Sinan Ö: Kendi vücudumuzun dışa yansıması gibi düşünün. Zaten projenin ismi “Farklı Bedenlerle Dans”… Farklı fiziksel özelliği olan insanların biraraya gelmesinden oluşuyor. Biz toplumda yaşayan bireyleriz ama birçok alanda insanların ötelediği zümreyi temsil ediyoruz. Bizde böyle bir durum yok ama, kendini aşamayan insanlar var. Burada farkındalık yaratmak için hep birlikteyiz. 2008’den beri Tuğçe hocamla birlikteyim. Biz bu toplumun bir parçasıyız. Ben fiziksel olarak yapabildiğimi insanlara gösteriyorum. Benim iki tane bacağım kalça seviyesinden yok. Böyle bir insanın dans edebildiğini dışarıdan bir insanın görmesinin mümkünatı yok. Fakat seyirci geldiği zaman, orada farkındalık uyandırıyoruz.
• Zaten kendi aranızda da engel kelimesini kullanmayı tercih etmiyorsunuz…

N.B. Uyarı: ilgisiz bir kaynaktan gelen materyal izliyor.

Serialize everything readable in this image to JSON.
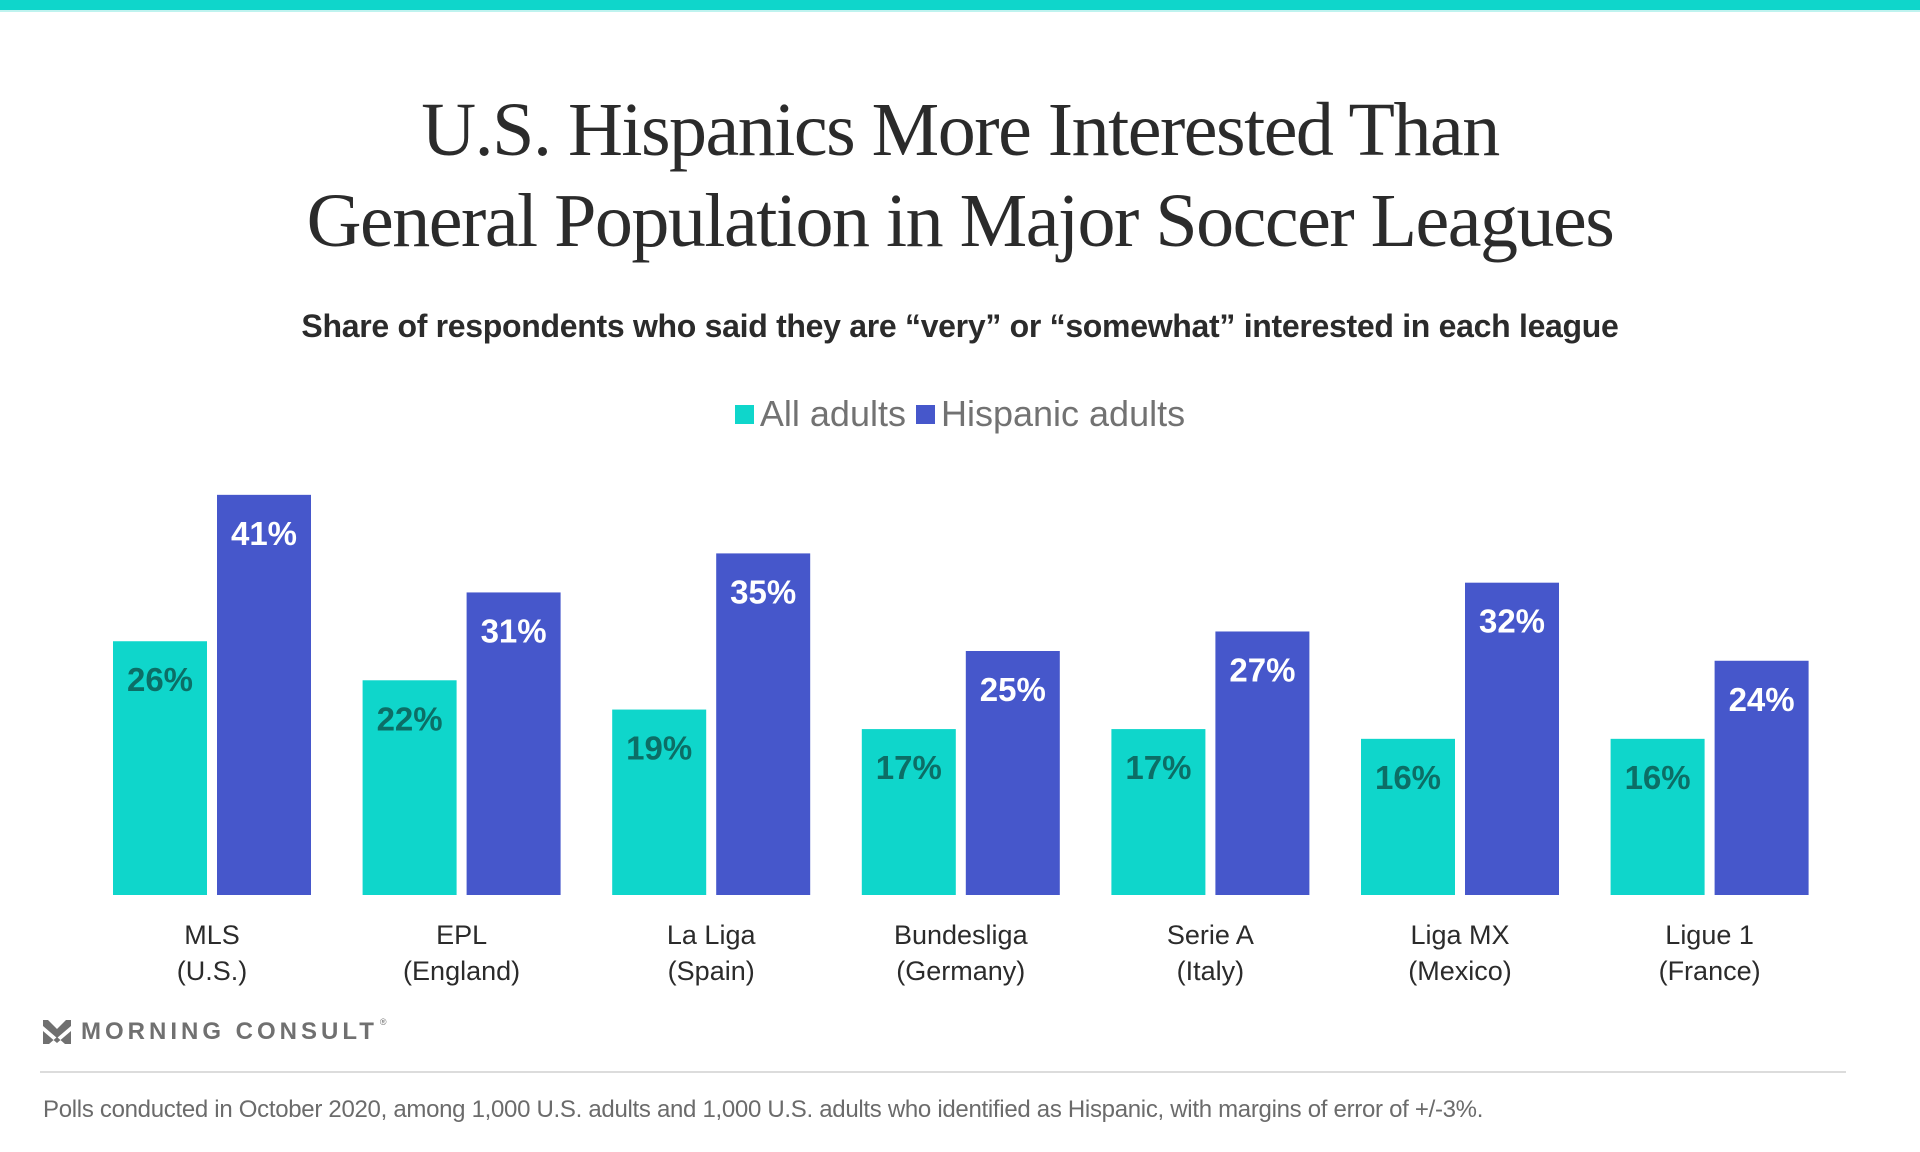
{
  "header": {
    "title_line1": "U.S. Hispanics More Interested Than",
    "title_line2": "General Population in Major Soccer Leagues",
    "subtitle": "Share of respondents who said they are “very” or “somewhat” interested in each league"
  },
  "colors": {
    "accent_bar": "#0fd6cb",
    "all_adults": "#0fd6cb",
    "hispanic_adults": "#4657cb",
    "all_adults_label": "#0c6e66",
    "hispanic_adults_label": "#ffffff"
  },
  "legend": {
    "items": [
      {
        "label": "All adults",
        "color": "#0fd6cb"
      },
      {
        "label": "Hispanic adults",
        "color": "#4657cb"
      }
    ]
  },
  "chart_data": {
    "type": "bar",
    "title": "U.S. Hispanics More Interested Than General Population in Major Soccer Leagues",
    "subtitle": "Share of respondents who said they are “very” or “somewhat” interested in each league",
    "xlabel": "",
    "ylabel": "",
    "ylim": [
      0,
      45
    ],
    "grid": false,
    "legend_position": "top-center",
    "unit": "%",
    "categories": [
      "MLS (U.S.)",
      "EPL (England)",
      "La Liga (Spain)",
      "Bundesliga (Germany)",
      "Serie A (Italy)",
      "Liga MX (Mexico)",
      "Ligue 1 (France)"
    ],
    "category_lines": [
      [
        "MLS",
        "(U.S.)"
      ],
      [
        "EPL",
        "(England)"
      ],
      [
        "La Liga",
        "(Spain)"
      ],
      [
        "Bundesliga",
        "(Germany)"
      ],
      [
        "Serie A",
        "(Italy)"
      ],
      [
        "Liga MX",
        "(Mexico)"
      ],
      [
        "Ligue 1",
        "(France)"
      ]
    ],
    "series": [
      {
        "name": "All adults",
        "values": [
          26,
          22,
          19,
          17,
          17,
          16,
          16
        ]
      },
      {
        "name": "Hispanic adults",
        "values": [
          41,
          31,
          35,
          25,
          27,
          32,
          24
        ]
      }
    ]
  },
  "footer": {
    "logo_text": "MORNING CONSULT",
    "logo_mark": "®",
    "note": "Polls conducted in October 2020, among 1,000 U.S. adults and 1,000 U.S. adults who identified as Hispanic, with margins of error of +/-3%."
  }
}
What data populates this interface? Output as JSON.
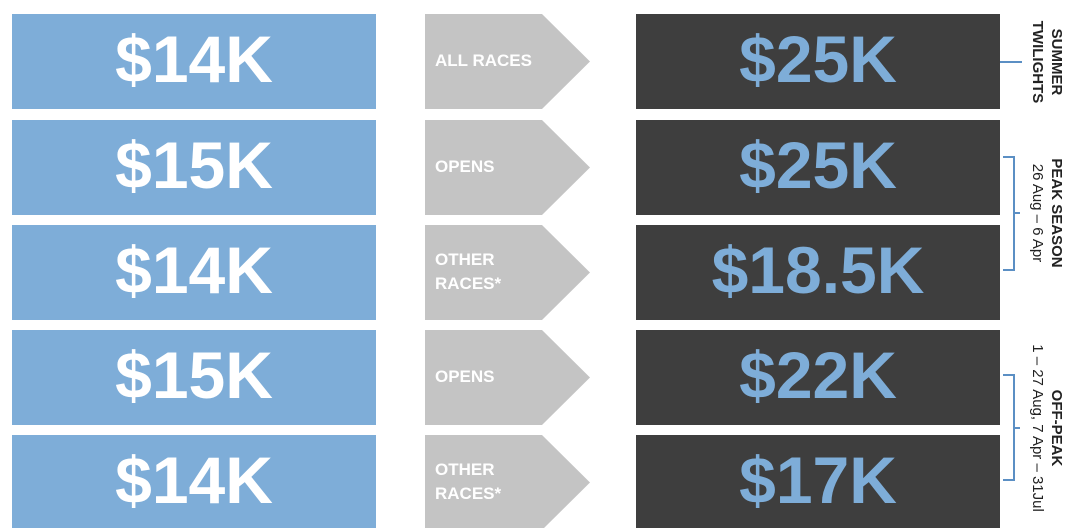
{
  "rows": [
    {
      "left": "$14K",
      "label": [
        "ALL RACES"
      ],
      "right": "$25K"
    },
    {
      "left": "$15K",
      "label": [
        "OPENS"
      ],
      "right": "$25K"
    },
    {
      "left": "$14K",
      "label": [
        "OTHER",
        "RACES*"
      ],
      "right": "$18.5K"
    },
    {
      "left": "$15K",
      "label": [
        "OPENS"
      ],
      "right": "$22K"
    },
    {
      "left": "$14K",
      "label": [
        "OTHER",
        "RACES*"
      ],
      "right": "$17K"
    }
  ],
  "groups": [
    {
      "lines": [
        "SUMMER",
        "TWILIGHTS"
      ]
    },
    {
      "lines": [
        "PEAK SEASON",
        "26 Aug – 6 Apr"
      ]
    },
    {
      "lines": [
        "OFF-PEAK",
        "1 – 27 Aug, 7 Apr – 31Jul"
      ]
    }
  ]
}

Muhsin Ö: Benim fiziksel farkındalığım benimle ilgili. Sezer ve Pınarla biz dostuz ama aramızda “Sen eksiksin, sen fazlasın” gibi bir diyalog yok. Aynı dili konuşuyoruz aynı duyguları paylaşıyoruz. Bunun dışında bir eksiklik duygusuyla birbirimize yaklaşmadık.

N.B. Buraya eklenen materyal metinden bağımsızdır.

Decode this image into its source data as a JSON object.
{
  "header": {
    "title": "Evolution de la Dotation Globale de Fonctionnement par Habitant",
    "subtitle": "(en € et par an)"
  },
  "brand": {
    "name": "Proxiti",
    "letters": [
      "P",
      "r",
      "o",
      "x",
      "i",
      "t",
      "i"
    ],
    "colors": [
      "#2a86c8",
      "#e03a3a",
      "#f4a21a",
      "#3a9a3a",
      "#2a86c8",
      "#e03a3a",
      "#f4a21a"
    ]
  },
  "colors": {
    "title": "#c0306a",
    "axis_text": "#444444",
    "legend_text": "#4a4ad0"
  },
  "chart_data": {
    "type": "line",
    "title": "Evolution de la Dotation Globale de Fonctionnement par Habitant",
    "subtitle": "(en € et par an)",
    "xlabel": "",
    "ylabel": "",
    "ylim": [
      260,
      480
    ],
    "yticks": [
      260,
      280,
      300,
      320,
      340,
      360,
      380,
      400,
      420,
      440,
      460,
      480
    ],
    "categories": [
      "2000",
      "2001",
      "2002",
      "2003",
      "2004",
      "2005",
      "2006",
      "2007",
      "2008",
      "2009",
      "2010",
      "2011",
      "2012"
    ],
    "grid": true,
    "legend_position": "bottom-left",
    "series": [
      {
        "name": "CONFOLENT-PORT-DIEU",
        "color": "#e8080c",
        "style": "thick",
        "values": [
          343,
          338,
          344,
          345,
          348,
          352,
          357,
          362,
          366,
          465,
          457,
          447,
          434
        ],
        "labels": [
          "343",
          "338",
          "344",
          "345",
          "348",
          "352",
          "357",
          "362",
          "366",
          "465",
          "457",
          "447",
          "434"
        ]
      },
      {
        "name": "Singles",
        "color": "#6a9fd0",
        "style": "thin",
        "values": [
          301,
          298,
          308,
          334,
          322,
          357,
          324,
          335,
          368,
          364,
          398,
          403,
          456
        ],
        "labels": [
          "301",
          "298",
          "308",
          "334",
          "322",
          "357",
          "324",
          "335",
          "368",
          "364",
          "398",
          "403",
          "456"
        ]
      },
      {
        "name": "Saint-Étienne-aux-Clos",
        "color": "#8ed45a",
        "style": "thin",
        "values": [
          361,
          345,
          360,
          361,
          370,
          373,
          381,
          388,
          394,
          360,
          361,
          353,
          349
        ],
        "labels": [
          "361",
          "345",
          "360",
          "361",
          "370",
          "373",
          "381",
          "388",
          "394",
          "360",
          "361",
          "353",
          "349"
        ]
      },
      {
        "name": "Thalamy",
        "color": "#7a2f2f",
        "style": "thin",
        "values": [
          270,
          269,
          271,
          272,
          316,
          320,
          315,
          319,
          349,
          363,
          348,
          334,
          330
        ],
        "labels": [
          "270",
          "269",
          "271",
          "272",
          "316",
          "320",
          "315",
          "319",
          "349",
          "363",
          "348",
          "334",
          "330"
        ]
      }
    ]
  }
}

Pınar A: Zaten kendi aramızda “engel” lafını kullanmamak gibi bir şey değil, böyle bir durum olduğuna inanmıyoruz. “Bu arkadaşlarımız engelli, bizde öyle bir şey yok” gibi bir durum değil, hepimizin bedensel yapısı çok başka.
Sinan Ö: İnsanların ten rengi de değişik. Dünya üzerinde farklı diller konuşuluyor. Acının, nefretin veya öfkenin eksikliğini de aynı şekilde yaşıyoruz.

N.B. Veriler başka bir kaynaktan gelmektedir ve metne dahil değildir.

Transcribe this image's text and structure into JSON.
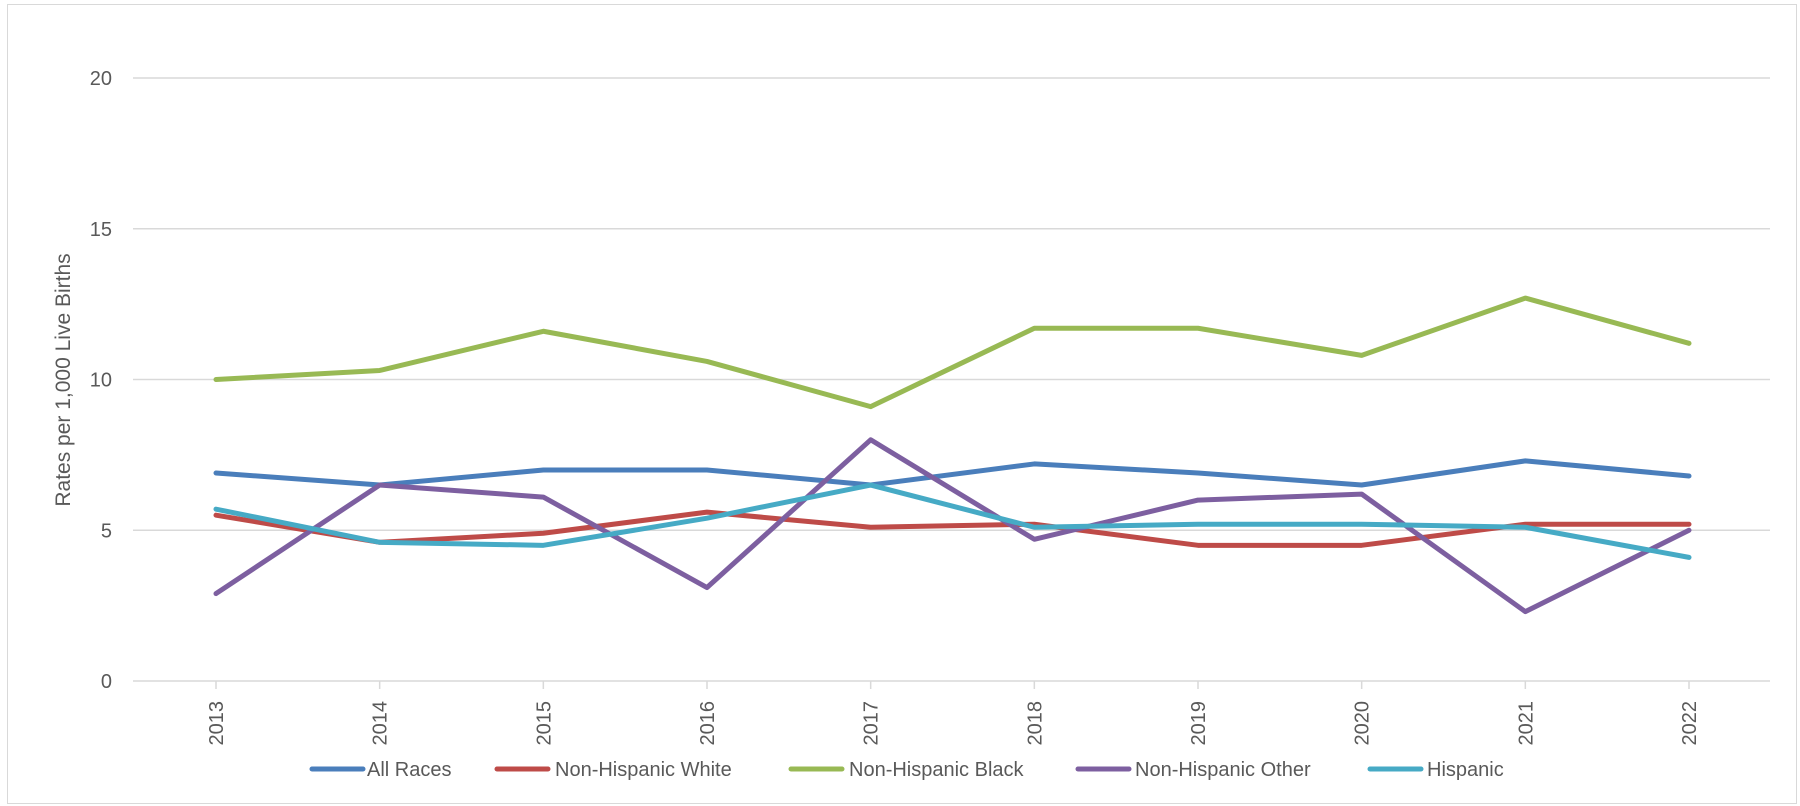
{
  "chart_data": {
    "type": "line",
    "title": "",
    "xlabel": "",
    "ylabel": "Rates per 1,000 Live Births",
    "ylim": [
      0,
      20
    ],
    "yticks": [
      0,
      5,
      10,
      15,
      20
    ],
    "grid": true,
    "legend_position": "bottom",
    "categories": [
      "2013",
      "2014",
      "2015",
      "2016",
      "2017",
      "2018",
      "2019",
      "2020",
      "2021",
      "2022"
    ],
    "series": [
      {
        "name": "All Races",
        "color": "#4a7ebb",
        "values": [
          6.9,
          6.5,
          7.0,
          7.0,
          6.5,
          7.2,
          6.9,
          6.5,
          7.3,
          6.8
        ]
      },
      {
        "name": "Non-Hispanic White",
        "color": "#be4b48",
        "values": [
          5.5,
          4.6,
          4.9,
          5.6,
          5.1,
          5.2,
          4.5,
          4.5,
          5.2,
          5.2
        ]
      },
      {
        "name": "Non-Hispanic Black",
        "color": "#98b954",
        "values": [
          10.0,
          10.3,
          11.6,
          10.6,
          9.1,
          11.7,
          11.7,
          10.8,
          12.7,
          11.2
        ]
      },
      {
        "name": "Non-Hispanic Other",
        "color": "#7d5fa0",
        "values": [
          2.9,
          6.5,
          6.1,
          3.1,
          8.0,
          4.7,
          6.0,
          6.2,
          2.3,
          5.0
        ]
      },
      {
        "name": "Hispanic",
        "color": "#46aac5",
        "values": [
          5.7,
          4.6,
          4.5,
          5.4,
          6.5,
          5.1,
          5.2,
          5.2,
          5.1,
          4.1
        ]
      }
    ]
  }
}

Zaten yıllarca Türkiye’de kelime ve kavramlar arasında dolandık durduk. Engelli, özürlü… Bu dünya tek bir bakış açısıyla, iki ayağı olan rahat yürüyebilen sağlam insanların yaşaması üzerine kurulu. Bizim için bir dünya kurulmamış. Bu şekilde bile bu hayatın içinde var olduğumuzu, doğal olduğumuz halimizle gösteriyoruz.

• Gösteriler devam edecek mi? Sizi bugün izleyemeyenler ne zaman izleyebilir?
Muhsin Ö: Şu anda kesinleşmiş gösterilerimiz yok. Olabilecek gösteriler var.
Sezer A: Davet gelirse biz her yere gitmeye gayret ediyoruz.